Let us resolve, after an honest discourse, to come together to make our mark on this great state. I am certain that many of the answers are in this room – let us find them together.
I am honored to embark on this new journey with each and every one of you.
Thank you. God Bless you all.
The next order of business was the election of the Clerk of the House.
The clerk read correspondence from Representatives Diaz and Handy, and from representative-elect Fenton Fung.
The clerk announced Speaker Shekarchi’s appointments to the House Committee on Rules.
- Representative Arthur Corvese (Democrat, District 55, North Providence) – Chair
- Representative William O’Brien (Democrat, District 54, North Providence) – Vice-Chair
- Representative Camille Vella-Wilkinson (Democrat, District 21, Warwick) – Second Vice-Chair
- Representative Samuel Azzinaro (Democrat, District 37, Westerly)
- Representative Julie Casimiro (Democrat, District 31, North Kingstown, Exeter)
- Representative Grace Diaz
- Representative Katherine Kazarian
- Representative Brian Patrick Kennedy (Democrat, District 38, Westerly, Hopkinton)
- Representative Alex Marszalkowski (Democrat, District 52, Cumberland)
- Representative Joseph McNamara (Democrat, District 19, Warwick)
- Representative Brian Newberry
- Representative Robert Phillips (Democrat, District 51, Woonsocket)
- Representative David Place (Republican, District 47, Burrillville, Glocester)

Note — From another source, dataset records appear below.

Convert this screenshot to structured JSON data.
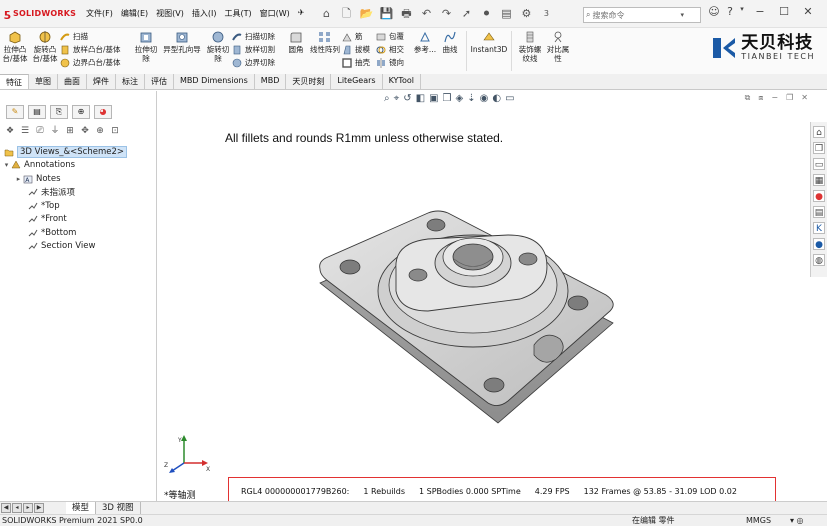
{
  "app": {
    "brand": "SOLIDWORKS",
    "menus": [
      "文件(F)",
      "编辑(E)",
      "视图(V)",
      "插入(I)",
      "工具(T)",
      "窗口(W)"
    ],
    "search_placeholder": "搜索命令",
    "counter": "3"
  },
  "ribbon": {
    "extrude_boss": "拉伸凸\n台/基体",
    "revolve_boss": "旋转凸\n台/基体",
    "sweep": "扫描",
    "loft": "放样凸台/基体",
    "boundary": "边界凸台/基体",
    "extrude_cut": "拉伸切\n除",
    "hole_wizard": "异型孔向导",
    "revolve_cut": "旋转切\n除",
    "swept_cut": "扫描切除",
    "lofted_cut": "放样切割",
    "boundary_cut": "边界切除",
    "fillet": "圆角",
    "linear_pattern": "线性阵列",
    "rib": "筋",
    "draft": "拔模",
    "shell": "抽壳",
    "wrap": "包覆",
    "intersect": "相交",
    "mirror": "镜向",
    "reference": "参考...",
    "curves": "曲线",
    "instant3d": "Instant3D",
    "cosmetic_thread": "装饰螺\n纹线",
    "compare": "对比属\n性"
  },
  "company": {
    "name_cn": "天贝科技",
    "name_en": "TIANBEI TECH"
  },
  "tabs": [
    "特征",
    "草图",
    "曲面",
    "焊件",
    "标注",
    "评估",
    "MBD Dimensions",
    "MBD",
    "天贝时刻",
    "LiteGears",
    "KYTool"
  ],
  "tree": {
    "root": "3D Views_&<Scheme2>",
    "annotations": "Annotations",
    "notes": "Notes",
    "items": [
      "未指派项",
      "*Top",
      "*Front",
      "*Bottom",
      "Section View"
    ]
  },
  "viewport": {
    "note": "All fillets and rounds R1mm unless otherwise stated.",
    "view_name": "*等轴测",
    "stats": {
      "rebuild_id": "RGL4 000000001779B260:",
      "rebuilds": "1 Rebuilds",
      "sptime": "1 SPBodies  0.000 SPTime",
      "fps": "4.29 FPS",
      "frames": "132 Frames @  53.85 -  31.09 LOD 0.02"
    }
  },
  "bottom_tabs": [
    "模型",
    "3D 视图"
  ],
  "status": {
    "version": "SOLIDWORKS Premium 2021 SP0.0",
    "mode": "在编辑 零件",
    "units": "MMGS"
  },
  "colors": {
    "accent_red": "#d71920",
    "selection": "#cfe3f7",
    "stats_border": "#e23232",
    "part_gray": "#c8c8c8"
  }
}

- Representative Patricia Serpa (Democrat, District 27, West Warwick)
- Representative Evan Shanley (Democrat, District 24, Warwick)
- Representative Scott Slater (Democrat, District 10, Providence)
- Representative Anastasia Williams (Democrat, District 9, Providence)
Minority Leader Blake Filippi:
Majority Leader Christopher Blazejewski addressed the House.
He noted that legislation needs to be introduced as soon as possible. New Representatives can go the Legislative Counsel and have their bills drafted. The Speaker’s desk will be open for the next two weeks for bills to be introduced. The next two weeks will be a busy time for the Rules committee, as they not only set the rules for the next two years, but the rules for organizing the House during covid – remote meeting, voting etc.
The next meeting of the full House will be on Tuesday, January 19. Time until then should be spent drafting and submitting bills.
“Once we get committees appointed and rules done,” said Majority Leader Blazejewski, “we’re going to have an extremely busy year with the committees and with this floor.”